Studie van het Alorees
Momenteel onderzoekt Dekker, samen met onderzoekers van de Universiteit Leiden, het Alorees. Dat is een taal die alleen gesproken wordt op Alor en Pantar, twee eilandjes in het oosten van Indonesië. Het opvallende aan Alorees is dat het bijna zijn hele systeem van woorduitgangen heeft verloren. In het Nederlands zegt men ‘ik spreek, jij spreekt, wij spreken’. In het Alorees is het altijd ‘tutu (ik), tutu (jij), tutu (wij)’. Gek genoeg behield de meest verwante taal van het Alorees – het Lamaholot – wél alle werkwoorduitgangen. Daarin zeg je: tutuken (ik), tutuko (jij), tutute (wij). Dekker: “Als je je als volwassene probeert uit te drukken in een vreemde taal, bestaat de kans dat je die gaat vereenvoudigen. Bijvoorbeeld door het ingewikkelde systeem van uitgangen overboord te gooien. Taalkundigen denken dus dat het Alorees zijn woorduitgangen verloren had door contact met andere taalsprekers.

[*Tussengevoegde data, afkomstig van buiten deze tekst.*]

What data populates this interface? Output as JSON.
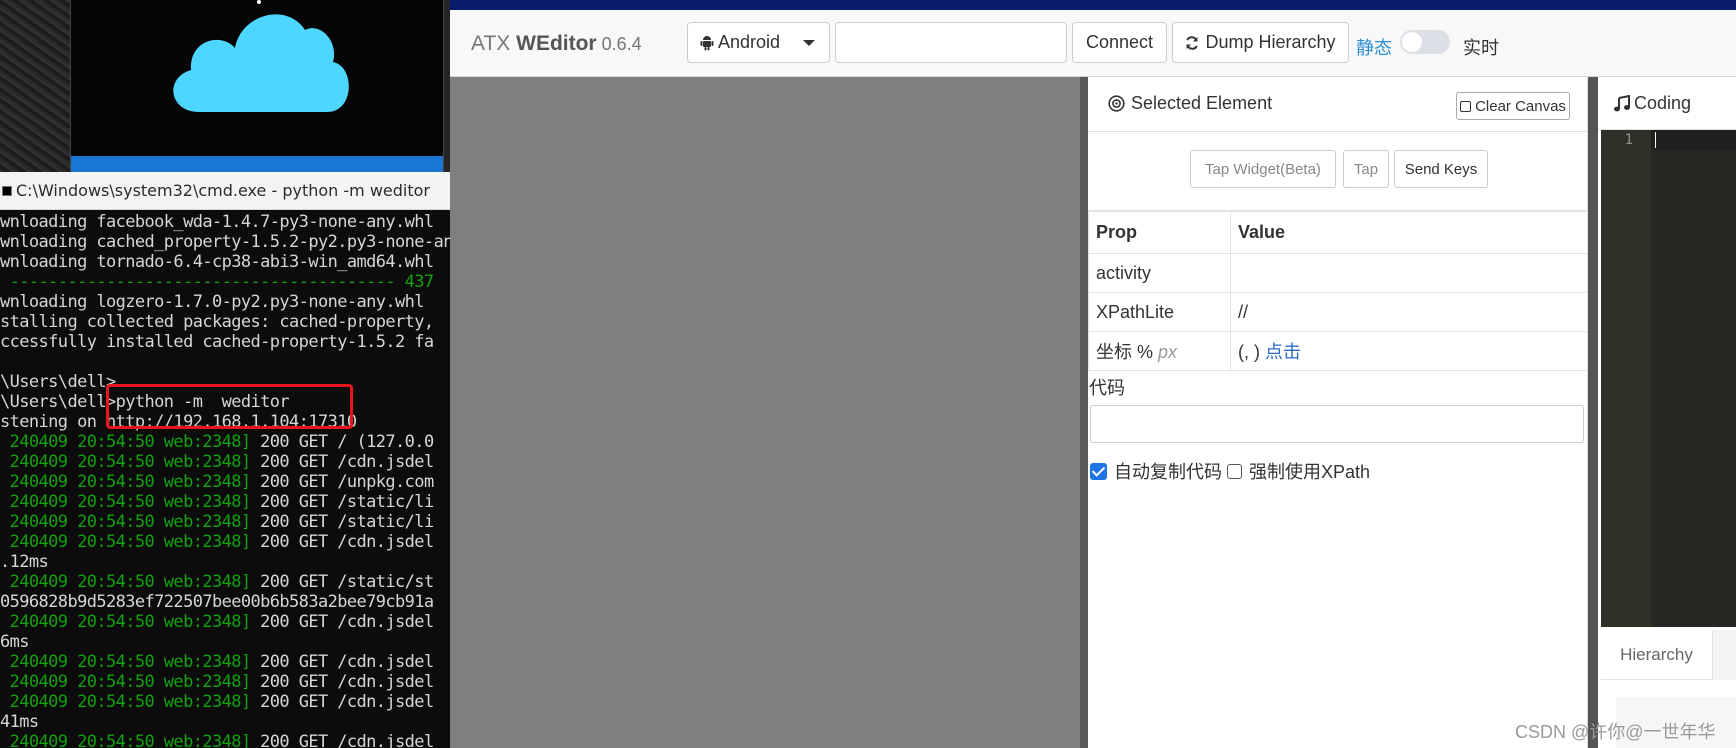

Maar de eerste resultaten van de simulatie wijzen voorlopig nog een andere kant op.”
“Het probleem is dat je niet zomaar een situatie mét en zonder taalcontact kan gaan vergelijken. Want je kunt de geschiedenis van de eilanden Alor en Pantar, met veel taalcontact, niet terugspoelen, en opnieuw afspelen met minder taalcontact. Taalexperimenten met proefpersonen in het lab zijn interessant, maar staan dan weer verder af van het taalgebruik in de echte wereld. Dankzij AI en computersimulaties kunnen we vroeg of laat wél achterhalen waarom het Alorees in de loop van de tijd zijn woorduitgangen heeft verloren, en ook vele andere taalkundige vragen oplossen,” besluit Dekker.
Dit onderzoek werd gefinancierd door AI Flanders en FWO.